MSSQL databases are often misconfigured, which also contributes to their popularity amongst cybercriminals. And indeed, a July 2023 report from Palo Alto's Unit 42 revealed a staggering 174% increase in malicious attacks targeting vulnerable SQL servers compared to the previous year.

To protect themselves, organizations should first make sure basic configurations are secure and, if possible, the databases should not be enabled on publicly exposed servers.

Beyond that, "limiting usage or disabling the xp_cmdshell procedure is recommended because the attackers relied heavily on it for remote code execution," says Oleg Kolesnikov, vice president of threat research and cybersecurity for Securonix. "Where this is a well-known attack technique, it is important to follow the best practices for attack surface reduction related to its use."

The firm's report also recommended enabling process-level logging on endpoints and servers for enhanced telemetry for both detections and threat hunting.

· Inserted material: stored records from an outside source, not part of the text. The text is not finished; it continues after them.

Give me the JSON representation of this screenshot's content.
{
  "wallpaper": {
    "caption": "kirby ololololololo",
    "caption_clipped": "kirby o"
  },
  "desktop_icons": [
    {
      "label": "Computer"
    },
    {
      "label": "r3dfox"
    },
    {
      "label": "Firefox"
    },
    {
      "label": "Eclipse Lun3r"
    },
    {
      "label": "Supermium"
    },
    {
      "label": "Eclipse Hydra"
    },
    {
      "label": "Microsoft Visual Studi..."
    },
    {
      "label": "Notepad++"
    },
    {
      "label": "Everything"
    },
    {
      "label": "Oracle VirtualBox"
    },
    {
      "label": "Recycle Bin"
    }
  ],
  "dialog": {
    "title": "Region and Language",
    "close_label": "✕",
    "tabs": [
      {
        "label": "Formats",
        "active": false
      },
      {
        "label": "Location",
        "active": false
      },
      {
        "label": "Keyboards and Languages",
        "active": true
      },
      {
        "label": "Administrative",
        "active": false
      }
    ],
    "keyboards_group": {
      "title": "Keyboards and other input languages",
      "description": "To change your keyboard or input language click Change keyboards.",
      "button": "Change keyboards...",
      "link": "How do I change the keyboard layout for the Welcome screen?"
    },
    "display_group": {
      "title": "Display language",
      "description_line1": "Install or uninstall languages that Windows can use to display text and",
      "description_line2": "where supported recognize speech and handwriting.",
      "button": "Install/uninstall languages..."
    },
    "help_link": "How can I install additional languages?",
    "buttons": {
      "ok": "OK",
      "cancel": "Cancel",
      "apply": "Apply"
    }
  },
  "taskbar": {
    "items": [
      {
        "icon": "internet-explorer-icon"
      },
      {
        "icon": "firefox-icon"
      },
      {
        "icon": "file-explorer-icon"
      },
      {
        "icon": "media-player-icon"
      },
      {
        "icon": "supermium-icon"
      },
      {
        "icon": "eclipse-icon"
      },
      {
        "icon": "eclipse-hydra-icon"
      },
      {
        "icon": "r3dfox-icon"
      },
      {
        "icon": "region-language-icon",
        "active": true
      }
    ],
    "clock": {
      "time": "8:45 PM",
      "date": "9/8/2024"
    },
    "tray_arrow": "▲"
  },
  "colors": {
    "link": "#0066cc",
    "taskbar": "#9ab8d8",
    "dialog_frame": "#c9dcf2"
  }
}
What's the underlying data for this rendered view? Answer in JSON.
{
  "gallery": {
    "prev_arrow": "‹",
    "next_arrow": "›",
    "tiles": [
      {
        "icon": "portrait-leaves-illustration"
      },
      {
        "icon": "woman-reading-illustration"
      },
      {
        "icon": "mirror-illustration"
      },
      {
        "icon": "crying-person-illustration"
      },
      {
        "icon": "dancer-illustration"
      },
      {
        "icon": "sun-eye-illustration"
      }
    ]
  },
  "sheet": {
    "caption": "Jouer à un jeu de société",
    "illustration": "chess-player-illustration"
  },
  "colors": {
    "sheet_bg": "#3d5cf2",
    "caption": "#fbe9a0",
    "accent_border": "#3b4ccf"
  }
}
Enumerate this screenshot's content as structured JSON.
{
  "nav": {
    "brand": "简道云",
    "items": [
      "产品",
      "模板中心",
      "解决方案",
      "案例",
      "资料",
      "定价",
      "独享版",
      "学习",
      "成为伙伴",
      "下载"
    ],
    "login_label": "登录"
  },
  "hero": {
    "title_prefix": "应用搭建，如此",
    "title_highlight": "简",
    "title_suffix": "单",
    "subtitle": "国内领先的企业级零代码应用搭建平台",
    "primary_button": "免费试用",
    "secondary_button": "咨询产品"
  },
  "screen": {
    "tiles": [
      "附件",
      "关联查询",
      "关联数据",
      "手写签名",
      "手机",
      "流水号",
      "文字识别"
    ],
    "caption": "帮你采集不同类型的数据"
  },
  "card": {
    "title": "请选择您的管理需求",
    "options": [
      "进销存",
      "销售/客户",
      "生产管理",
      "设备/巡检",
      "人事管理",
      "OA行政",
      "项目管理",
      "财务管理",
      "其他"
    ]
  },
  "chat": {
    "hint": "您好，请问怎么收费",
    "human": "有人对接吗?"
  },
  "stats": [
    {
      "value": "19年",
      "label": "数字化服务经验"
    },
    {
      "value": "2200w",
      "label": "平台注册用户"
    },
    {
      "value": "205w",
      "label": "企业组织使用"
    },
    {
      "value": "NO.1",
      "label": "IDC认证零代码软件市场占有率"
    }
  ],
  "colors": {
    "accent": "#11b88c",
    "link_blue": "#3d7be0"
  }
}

"Aside from limiting exposure, it is important for organizations to monitor their database servers and ensure that enhanced telemetry is available, as part of SIEM/SOAR, for example, to be able to detect and prevent such attacks on a timely basis," Kolesnikov said.

Different TTPs From DB#JAMMER Cyberattacks

The researchers have previously warned of "DB#JAMMER" attacks targeting vulnerable MSSQL database servers with external connections and weak account credentials that dropped another version of the Mimic ransomware, known as FreeWorld.

Kolesnikov explained the RE#TURGENCE threat campaign differs from that and other previous MSSQL database server-targeting attacks, however.

"Specifically, while the initial infiltration methods are similar, DB#JAMMER was slightly more sophisticated and used tunneling," he said. "RE#TURGENCE is more targeted and tends to use legitimate tools and remote monitoring and management, such as AnyDesk, in an attempt to blend in with normal activity."